News Classification Dataset Data Source:https://www.kaggle.com/amananandrai/ag-news-classification-dataset/notebooks
News Classification dataset consist of News articles of class "world", "sports", "business", and "Science"
Given a Title and description we have to determine wheatear it belongs to which news article category .
We have to predict the news article on given information so it is multiclass Classification problem
Data.shape : Train.csv + Test.csv = 120000 + 7600 =127600 rows.
Data.columns : Class index , Title , Description
Data.info( ) : Independent : Title , Description --- > Object , Dependent : Class Label -- > Int64
As this is Multiclass Classification problem so we are going to use:
1: Multiclass Confusion matrix
2: Precision , Recall ,F1-Score
3: Accuracy score , Error score
1: Load dataset ---- > .csv format
2: Perform Exploratory Data Analysis:
a] Check if Dataset has balanced distributions for each News label
b] Check for null values
c] Plot Distribution of data points among News Labels .
d] Use word clouds to observe max repeated words in each class.
Pre-processing :
1: Expand Contradictions ---> (.replace (‘ % ‘ , percent), .replace ( ‘ $ ‘ , dollar’ )
2: Remove Html tags , links ,url.
3 : Remove Punctuations .
4: Remove Stop words ---->( is , the , are …..)

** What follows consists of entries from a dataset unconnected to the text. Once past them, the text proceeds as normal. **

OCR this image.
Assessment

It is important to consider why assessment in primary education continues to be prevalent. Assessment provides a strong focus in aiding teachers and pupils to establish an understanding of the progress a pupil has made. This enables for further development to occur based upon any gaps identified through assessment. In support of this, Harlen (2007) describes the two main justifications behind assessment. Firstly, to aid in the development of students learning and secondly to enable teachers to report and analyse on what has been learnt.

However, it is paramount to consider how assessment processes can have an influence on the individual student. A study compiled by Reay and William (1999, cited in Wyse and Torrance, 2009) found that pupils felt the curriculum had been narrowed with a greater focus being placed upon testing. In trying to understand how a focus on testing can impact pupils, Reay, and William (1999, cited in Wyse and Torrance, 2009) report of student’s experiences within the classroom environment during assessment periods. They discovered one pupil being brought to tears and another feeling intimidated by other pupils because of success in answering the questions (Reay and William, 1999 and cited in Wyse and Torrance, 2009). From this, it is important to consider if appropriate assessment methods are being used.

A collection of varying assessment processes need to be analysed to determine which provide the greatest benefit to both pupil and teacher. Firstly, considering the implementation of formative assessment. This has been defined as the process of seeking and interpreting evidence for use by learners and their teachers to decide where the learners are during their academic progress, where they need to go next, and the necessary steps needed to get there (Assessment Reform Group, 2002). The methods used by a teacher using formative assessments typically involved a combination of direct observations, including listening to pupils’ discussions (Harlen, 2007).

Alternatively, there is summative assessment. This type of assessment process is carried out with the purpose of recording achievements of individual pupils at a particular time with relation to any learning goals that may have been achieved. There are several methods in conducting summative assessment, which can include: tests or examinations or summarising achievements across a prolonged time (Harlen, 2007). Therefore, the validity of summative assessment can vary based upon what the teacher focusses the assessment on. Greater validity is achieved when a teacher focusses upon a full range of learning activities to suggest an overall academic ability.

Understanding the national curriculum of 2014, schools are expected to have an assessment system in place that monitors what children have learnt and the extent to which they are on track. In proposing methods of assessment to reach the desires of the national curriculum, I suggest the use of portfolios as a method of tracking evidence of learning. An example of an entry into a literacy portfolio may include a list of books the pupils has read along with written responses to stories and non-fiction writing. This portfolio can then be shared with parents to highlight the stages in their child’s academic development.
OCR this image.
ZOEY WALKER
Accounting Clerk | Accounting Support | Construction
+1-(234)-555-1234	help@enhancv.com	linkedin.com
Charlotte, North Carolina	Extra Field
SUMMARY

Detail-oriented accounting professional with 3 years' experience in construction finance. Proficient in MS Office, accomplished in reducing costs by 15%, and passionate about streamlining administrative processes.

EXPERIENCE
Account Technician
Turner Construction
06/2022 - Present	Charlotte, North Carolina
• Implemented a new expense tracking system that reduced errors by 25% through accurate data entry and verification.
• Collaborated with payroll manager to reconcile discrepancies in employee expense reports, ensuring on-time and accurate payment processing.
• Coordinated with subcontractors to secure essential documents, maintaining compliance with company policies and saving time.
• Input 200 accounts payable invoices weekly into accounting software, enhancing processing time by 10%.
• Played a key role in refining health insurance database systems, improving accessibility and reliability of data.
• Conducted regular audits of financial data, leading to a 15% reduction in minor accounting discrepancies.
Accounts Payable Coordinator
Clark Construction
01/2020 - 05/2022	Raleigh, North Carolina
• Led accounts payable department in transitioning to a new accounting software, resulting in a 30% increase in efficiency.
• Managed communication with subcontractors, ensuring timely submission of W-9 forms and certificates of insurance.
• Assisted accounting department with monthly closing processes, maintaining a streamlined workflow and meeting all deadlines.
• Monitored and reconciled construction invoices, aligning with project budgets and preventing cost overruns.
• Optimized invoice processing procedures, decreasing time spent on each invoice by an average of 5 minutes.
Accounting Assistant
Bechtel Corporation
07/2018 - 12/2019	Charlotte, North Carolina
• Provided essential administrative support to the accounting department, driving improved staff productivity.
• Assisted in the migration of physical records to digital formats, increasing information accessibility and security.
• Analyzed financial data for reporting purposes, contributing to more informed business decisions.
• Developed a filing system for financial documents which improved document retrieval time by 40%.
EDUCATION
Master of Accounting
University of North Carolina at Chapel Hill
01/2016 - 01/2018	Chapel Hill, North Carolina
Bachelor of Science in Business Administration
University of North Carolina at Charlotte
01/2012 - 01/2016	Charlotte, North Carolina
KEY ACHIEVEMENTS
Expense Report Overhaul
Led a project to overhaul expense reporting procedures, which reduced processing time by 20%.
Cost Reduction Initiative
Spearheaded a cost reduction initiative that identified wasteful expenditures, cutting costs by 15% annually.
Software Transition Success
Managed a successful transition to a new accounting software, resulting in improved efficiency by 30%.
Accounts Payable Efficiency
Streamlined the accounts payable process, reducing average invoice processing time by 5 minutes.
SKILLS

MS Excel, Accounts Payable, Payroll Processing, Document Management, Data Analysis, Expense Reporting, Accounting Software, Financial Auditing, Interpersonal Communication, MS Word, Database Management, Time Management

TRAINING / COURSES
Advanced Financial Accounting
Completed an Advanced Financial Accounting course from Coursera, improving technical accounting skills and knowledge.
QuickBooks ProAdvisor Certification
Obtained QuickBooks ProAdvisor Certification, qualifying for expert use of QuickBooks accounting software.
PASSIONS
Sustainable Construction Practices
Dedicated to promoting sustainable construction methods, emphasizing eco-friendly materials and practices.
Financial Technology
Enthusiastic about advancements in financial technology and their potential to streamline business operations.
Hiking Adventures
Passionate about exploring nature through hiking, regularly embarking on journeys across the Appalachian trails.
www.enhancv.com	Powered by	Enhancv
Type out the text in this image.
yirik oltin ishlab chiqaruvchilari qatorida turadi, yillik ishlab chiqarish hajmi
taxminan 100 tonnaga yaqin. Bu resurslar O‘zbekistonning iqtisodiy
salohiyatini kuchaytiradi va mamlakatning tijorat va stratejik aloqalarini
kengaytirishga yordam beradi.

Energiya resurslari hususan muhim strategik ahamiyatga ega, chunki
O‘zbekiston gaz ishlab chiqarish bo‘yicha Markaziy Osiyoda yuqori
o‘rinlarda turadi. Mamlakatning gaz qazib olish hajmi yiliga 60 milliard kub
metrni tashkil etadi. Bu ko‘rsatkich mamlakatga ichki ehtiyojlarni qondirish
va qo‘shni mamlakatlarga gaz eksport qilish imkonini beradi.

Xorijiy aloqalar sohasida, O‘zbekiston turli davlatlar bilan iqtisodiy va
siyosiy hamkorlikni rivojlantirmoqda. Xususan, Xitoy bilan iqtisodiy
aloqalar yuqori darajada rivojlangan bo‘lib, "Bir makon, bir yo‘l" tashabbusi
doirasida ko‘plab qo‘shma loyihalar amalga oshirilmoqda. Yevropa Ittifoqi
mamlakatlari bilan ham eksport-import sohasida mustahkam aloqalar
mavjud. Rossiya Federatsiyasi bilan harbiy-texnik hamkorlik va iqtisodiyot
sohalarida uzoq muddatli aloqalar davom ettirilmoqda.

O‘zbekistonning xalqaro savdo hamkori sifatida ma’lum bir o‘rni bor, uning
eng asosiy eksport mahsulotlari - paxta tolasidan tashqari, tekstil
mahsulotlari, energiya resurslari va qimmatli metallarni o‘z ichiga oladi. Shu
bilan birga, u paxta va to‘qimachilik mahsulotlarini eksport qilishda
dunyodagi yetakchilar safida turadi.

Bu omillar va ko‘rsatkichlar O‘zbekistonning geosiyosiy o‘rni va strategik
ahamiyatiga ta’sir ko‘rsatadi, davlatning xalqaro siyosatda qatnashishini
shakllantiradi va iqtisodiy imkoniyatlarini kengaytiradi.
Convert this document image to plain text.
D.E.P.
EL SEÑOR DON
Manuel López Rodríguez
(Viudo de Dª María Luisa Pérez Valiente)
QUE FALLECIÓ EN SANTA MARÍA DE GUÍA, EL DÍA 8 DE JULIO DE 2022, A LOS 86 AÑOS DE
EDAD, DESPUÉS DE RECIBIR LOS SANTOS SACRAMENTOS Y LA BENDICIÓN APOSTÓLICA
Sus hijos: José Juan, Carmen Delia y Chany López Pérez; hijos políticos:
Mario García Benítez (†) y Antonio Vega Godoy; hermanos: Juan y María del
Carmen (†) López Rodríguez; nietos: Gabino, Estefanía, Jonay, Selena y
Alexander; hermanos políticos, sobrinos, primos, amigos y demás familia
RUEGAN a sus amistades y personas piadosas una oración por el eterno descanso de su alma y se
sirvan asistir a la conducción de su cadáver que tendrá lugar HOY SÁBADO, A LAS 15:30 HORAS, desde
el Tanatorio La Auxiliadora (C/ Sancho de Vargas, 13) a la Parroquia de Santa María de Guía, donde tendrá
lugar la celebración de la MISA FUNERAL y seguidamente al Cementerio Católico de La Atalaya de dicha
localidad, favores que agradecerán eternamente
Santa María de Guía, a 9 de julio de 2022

5: Perform Stemming operations to convert more than one words with different spelling with similar meaning into one meaningful word
Divide Dataset into 3 parts Dtrain , Dtest, Dval into 60 , 20 , 20 ratio
Dtrain : max amount of data is used to training this data for model to learn from it
Dval : after training Dtrain our model we have to validate our data to see that our model have learned in proper manner or not.
Dtest : Unseen data
For creating a model :
1: Tf-ifd
2: Uni-gram, bi-gram, n-gram
3: Selecting max_features out of the model
https://niharjamdar.medium.com/tf-idf-term-frequency-and-inverse-document-frequency-56a0289d2fb6
After Applying NLP models for creating words into vectors .
We will convert those words into features by selecting max_features , max_df as hyper parameter.
More the features more machine will learn , and after that use machine learning algorithm:
1 : Logistic regression
2: Decision Tree
3: Stochastic Gradient descent